In my own field, brand and design consultancy, this ethos affects our relationships both with our clients and with our colleagues.

In our clients, it gives rise to "supplier mentality", an inability to trust in the expertise of consultants - which by definition is an expertise our clients do not share. This leads to an "I pay the bills, you do as I say" attitude, created and nurtured by our class system. Genuine, cross-disciplinary innovation - just about the only sort that works - is well-nigh impossible. This is in stark contrast to the situation in relatively classless societies such as Scandinavia or Germany, where most clients respect and act on the advice and expertise of the consultants they have retained.

Supplier mentality affects the way creative consultancies themselves are structured. Advertising agencies, brand consultancies and packaging designers are organised according to principles, beliefs and systems current before the turn of the century. In those days, "gentlemen" in suits wrote copy and represented the agency, while "the inky chaps in the studio" did the illustrations. Little has changed. Creativity is regarded as Trade, very much as a gentleman farmer would have regarded a blacksmith in 1899. The "Suit" takes the brief from the client and instructs the "Creatives" what to do. In due course, the Creatives show what they have done to the Suit, and the results are presented to the client.
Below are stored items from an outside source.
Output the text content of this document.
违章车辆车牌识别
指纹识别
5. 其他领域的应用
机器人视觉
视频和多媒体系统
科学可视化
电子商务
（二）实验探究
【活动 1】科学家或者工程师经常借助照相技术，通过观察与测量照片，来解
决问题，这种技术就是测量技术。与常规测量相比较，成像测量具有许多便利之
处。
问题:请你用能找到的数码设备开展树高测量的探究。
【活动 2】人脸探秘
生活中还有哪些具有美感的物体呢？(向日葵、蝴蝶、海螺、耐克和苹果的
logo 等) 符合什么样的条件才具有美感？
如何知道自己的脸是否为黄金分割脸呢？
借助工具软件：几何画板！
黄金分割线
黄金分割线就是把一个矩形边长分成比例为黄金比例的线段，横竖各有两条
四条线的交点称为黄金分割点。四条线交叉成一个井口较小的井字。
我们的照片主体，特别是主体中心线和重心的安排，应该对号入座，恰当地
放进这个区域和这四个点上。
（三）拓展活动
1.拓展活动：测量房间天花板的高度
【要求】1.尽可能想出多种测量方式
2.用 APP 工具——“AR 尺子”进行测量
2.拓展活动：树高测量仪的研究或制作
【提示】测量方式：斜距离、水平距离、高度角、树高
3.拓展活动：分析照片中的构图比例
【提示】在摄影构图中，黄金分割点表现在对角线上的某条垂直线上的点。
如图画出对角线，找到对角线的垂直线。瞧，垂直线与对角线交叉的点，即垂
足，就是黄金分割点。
Creatives who dispute the brief are "stroppy"; Suits who don't like the work "don't understand creativity". The two tribes remain at loggerheads. In the meantime, creativity, like desire in a straitjacket, quietly withers away.

Commercially successful innovation cannot take place without creativity. Witness Britain's performance as outlined in Agamus Consult's recent study of major manufacturing companies, "Stars of Innovation". Out of 13 European and North American countries, Britain came sixth in terms of actual innovation, behind the US, Canada, Switzerland, Germany and Japan. But - and here's the frightening bit - we are perceived by others as being even less innovative (ninth) and we are 12th when it comes to the pressure we put on ourselves to innovate. Yet our innovation projects are the second most labour-intensive. So we use more employees, to innovate less effectively, than just about everyone else - and yet we don't actually think innovation is important. And this in a business climate where the speed of innovation, some say, is doubling every two years.
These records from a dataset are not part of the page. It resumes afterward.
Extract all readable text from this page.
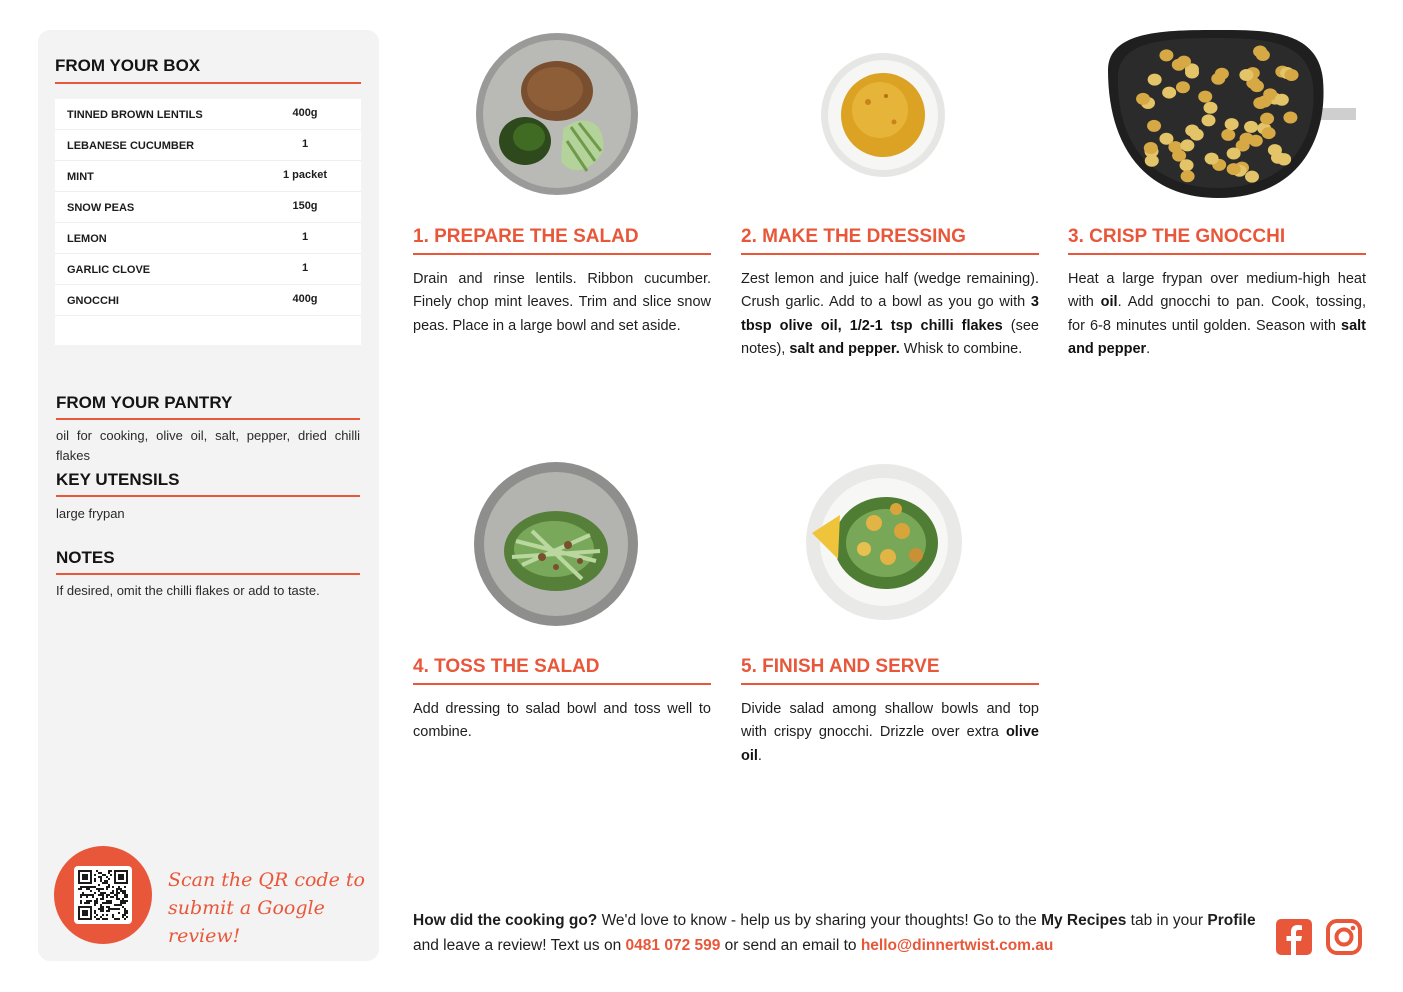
FROM YOUR BOX
TINNED BROWN LENTILS	400g
LEBANESE CUCUMBER	1
MINT	1 packet
SNOW PEAS	150g
LEMON	1
GARLIC CLOVE	1
GNOCCHI	400g
FROM YOUR PANTRY
oil for cooking, olive oil, salt, pepper, dried chilli flakes
KEY UTENSILS
large frypan
NOTES
If desired, omit the chilli flakes or add to taste.
Scan the QR code to
submit a Google review!
1. PREPARE THE SALAD
Drain and rinse lentils. Ribbon cucumber. Finely chop mint leaves. Trim and slice snow peas. Place in a large bowl and set aside.
2. MAKE THE DRESSING
Zest lemon and juice half (wedge remaining). Crush garlic. Add to a bowl as you go with 3 tbsp olive oil, 1/2-1 tsp chilli flakes (see notes), salt and pepper. Whisk to combine.
3. CRISP THE GNOCCHI
Heat a large frypan over medium-high heat with oil. Add gnocchi to pan. Cook, tossing, for 6-8 minutes until golden. Season with salt and pepper.
4. TOSS THE SALAD
Add dressing to salad bowl and toss well to combine.
5. FINISH AND SERVE
Divide salad among shallow bowls and top with crispy gnocchi. Drizzle over extra olive oil.
How did the cooking go? We'd love to know - help us by sharing your thoughts! Go to the My Recipes tab in your Profile and leave a review! Text us on 0481 072 599 or send an email to hello@dinnertwist.com.au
What's the solution? It will take a generation to change the way our education and our class-ridden society have taught us to think. Belatedly, government is on to this, at least in intention. The recent report Creativity, Culture and Education from the Department for Education sets out the requirements for developing creative minds: "We believe that the habit of learning has to be complemented by the disposition to be creative."
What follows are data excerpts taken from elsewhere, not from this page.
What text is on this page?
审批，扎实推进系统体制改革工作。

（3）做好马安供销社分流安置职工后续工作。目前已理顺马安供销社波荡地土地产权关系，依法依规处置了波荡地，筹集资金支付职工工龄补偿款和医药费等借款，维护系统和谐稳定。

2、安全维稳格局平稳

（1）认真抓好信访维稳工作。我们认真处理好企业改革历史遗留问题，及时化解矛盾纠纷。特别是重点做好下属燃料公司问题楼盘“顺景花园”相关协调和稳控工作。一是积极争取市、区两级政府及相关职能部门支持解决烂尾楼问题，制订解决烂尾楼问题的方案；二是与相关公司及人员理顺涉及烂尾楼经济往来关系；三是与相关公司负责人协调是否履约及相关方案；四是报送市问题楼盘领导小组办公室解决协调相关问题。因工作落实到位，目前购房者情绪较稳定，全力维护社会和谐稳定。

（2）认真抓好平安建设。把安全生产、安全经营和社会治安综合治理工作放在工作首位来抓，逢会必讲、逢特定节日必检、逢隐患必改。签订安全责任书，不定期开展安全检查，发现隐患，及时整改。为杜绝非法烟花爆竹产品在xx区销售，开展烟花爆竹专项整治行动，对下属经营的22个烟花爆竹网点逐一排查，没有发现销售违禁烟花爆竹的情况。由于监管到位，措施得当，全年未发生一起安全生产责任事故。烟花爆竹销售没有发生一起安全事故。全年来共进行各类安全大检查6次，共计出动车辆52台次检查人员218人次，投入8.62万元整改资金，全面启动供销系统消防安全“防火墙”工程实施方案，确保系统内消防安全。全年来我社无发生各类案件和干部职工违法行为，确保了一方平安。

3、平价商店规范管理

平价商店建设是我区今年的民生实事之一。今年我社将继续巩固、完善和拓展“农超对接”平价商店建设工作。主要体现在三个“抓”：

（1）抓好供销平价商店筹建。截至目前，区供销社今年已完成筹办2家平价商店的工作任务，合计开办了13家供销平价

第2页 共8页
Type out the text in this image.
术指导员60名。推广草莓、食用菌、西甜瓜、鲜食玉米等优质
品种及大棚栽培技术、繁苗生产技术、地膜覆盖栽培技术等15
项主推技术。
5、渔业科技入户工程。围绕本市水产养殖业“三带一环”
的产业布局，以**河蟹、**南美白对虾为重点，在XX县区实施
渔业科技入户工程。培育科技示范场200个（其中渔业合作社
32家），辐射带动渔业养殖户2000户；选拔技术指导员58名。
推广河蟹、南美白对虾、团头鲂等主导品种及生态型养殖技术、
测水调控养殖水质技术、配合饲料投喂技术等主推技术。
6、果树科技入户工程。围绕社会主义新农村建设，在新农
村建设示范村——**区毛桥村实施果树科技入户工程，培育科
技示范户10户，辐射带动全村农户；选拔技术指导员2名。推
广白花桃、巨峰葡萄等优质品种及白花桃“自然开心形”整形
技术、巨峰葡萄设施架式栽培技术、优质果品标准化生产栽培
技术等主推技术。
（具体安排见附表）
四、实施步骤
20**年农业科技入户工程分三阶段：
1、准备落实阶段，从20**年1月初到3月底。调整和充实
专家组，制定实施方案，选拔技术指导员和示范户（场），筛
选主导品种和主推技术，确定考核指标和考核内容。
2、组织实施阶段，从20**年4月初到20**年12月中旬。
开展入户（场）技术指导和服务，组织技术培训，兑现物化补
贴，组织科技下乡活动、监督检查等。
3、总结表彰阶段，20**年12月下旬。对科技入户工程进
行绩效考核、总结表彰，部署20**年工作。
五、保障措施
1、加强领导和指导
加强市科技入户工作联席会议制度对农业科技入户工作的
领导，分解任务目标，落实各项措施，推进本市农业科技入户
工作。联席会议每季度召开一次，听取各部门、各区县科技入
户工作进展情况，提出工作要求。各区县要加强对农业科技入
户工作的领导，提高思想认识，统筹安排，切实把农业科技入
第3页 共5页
To force a switch from the reactive to the innovative means creating new management and reporting systems that put an end to the reiterative, approval-seeking approach to decision-making. It means breaking down functional barriers - and the tribal cultures that go with them. It means an enforced meritocracy (and maybe an end to job titles and individual offices). Above all, it means recognition, at an organisational level, that creative innovation is not the prerequisite of any one department, and that "informed intuition" - the basis for nearly all great inventions - has more value than sterile intellectualism or fact-based thinking.

Who knows - the British may shake off that straitjacket yet.

n Simon Sholl is planning and development director at Siebert Head, the international packaging, design, and identity consultants.